Speaking of Avalon Drive, Barbara McLaughlin from that F&M branch fills in for Daisy from time to time.
“Barbara loves to get here to see the residents, too,” Daisy says.
And the residents love to see them.
“This branch is wonderful, it really is,” says Dixie Scott, who moved to Trinity Oaks in 2011 with husband Earl. “When I can’t understand something, she explains it to me.”
Fran Schumacher glides by every day on her scooter. On this particular day, she and Daisy chat about an upcoming beach trip Fran will be taking.
Billie Bryant has lived at Trinity Oaks for seven years. She is co-chairman of the gift shop on the second floor, The Shop On the Corner.
“Daisy is one of our customers as well,” Billie says. “She’s our friend for sure.”
Daisy hears all about her customers’ lives, and shares her story as well.
She’d just graduated from Granite Quarry High School when Paul’s father, J.E. Fisher, asked her to come to work for F&M. She and J.E. Fisher and three others worked at the bank’s original location in Granite Quarry. The tiny office is now used for board meetings.
“That’s where I started,” Daisy says. “The Fisher family has been my family all the way through.”
Daisy remembers posting checks to ledgers and sending out quarterly statements, all done by hand.
“You can’t believe all the changes,” she says.
Through it all, Daisy’s commitment to banking has remained constant.

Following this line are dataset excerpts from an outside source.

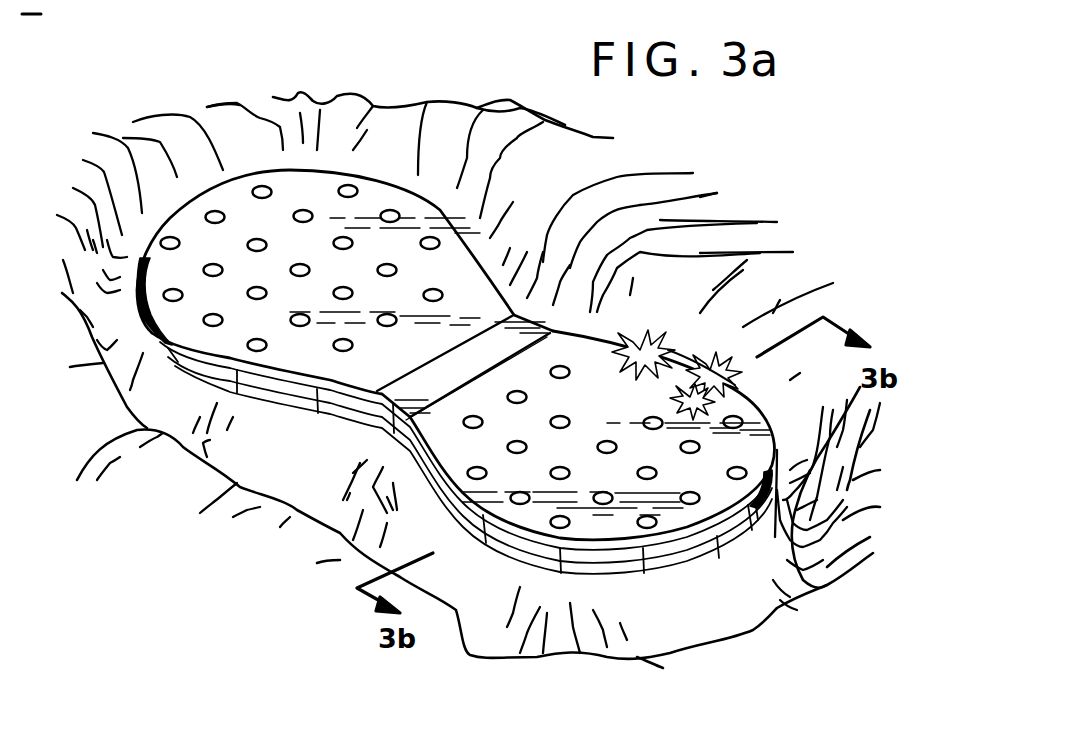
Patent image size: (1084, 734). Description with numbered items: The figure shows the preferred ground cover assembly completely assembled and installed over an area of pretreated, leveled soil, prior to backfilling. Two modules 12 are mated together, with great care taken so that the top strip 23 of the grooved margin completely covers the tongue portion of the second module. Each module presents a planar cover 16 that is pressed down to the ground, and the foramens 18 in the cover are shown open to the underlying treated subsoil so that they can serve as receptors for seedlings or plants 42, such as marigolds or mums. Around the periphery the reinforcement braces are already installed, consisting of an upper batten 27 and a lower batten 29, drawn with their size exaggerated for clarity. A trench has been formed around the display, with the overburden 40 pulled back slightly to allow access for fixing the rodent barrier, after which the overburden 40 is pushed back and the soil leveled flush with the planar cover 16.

The module 12 is at (376, 197).
The planar cover 16 is at (395, 305).
The foramen 18 is at (334, 244).
The top strip 23 is at (457, 383).
The upper batten 27 is at (220, 367).
The lower batten 29 is at (340, 413).
The overburden 40 is at (560, 181).
The plants 42 is at (698, 362).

“Daisy is not just an F&M employee, she is a friend to the residents living at Trinity Oaks,” says Bill Johnson, executive director of Trinity Oaks. “She goes above and beyond to assist them and guide them with their banking needs. She talks with them about their families, gets to know their history, past occupations and interests. We are blessed that F&M is willing to invest the time and resources to allow Daisy to be here. I believe for Daisy it is a ministry.”
Daisy and her husband, Larry, will celebrate their 57th wedding anniversary in December. They have two sons, Eric, a Lutheran pastor in West Columbia, S.C., and Dwayne, a retired teacher and coach.
Daisy has to chuckle at the fact that one of her sons is retired, and she’s still working.
Her grandson, Jacob, is a junior at UNC-Asheville, and clearly the apple of his grandmother’s eye.
When Daisy is not at the office, she’s most likely doing something at her church, Faith Lutheran.
But Trinity Oaks residents are always glad to see her office door open.
“She’s the best thing that happened to this place since I’ve been here,” Ann Honeycutt says. “It just makes it so easy for us to do our banking. It’s a lifesaver for me.”
Freelance writer Susan Shinn lives in Salisbury.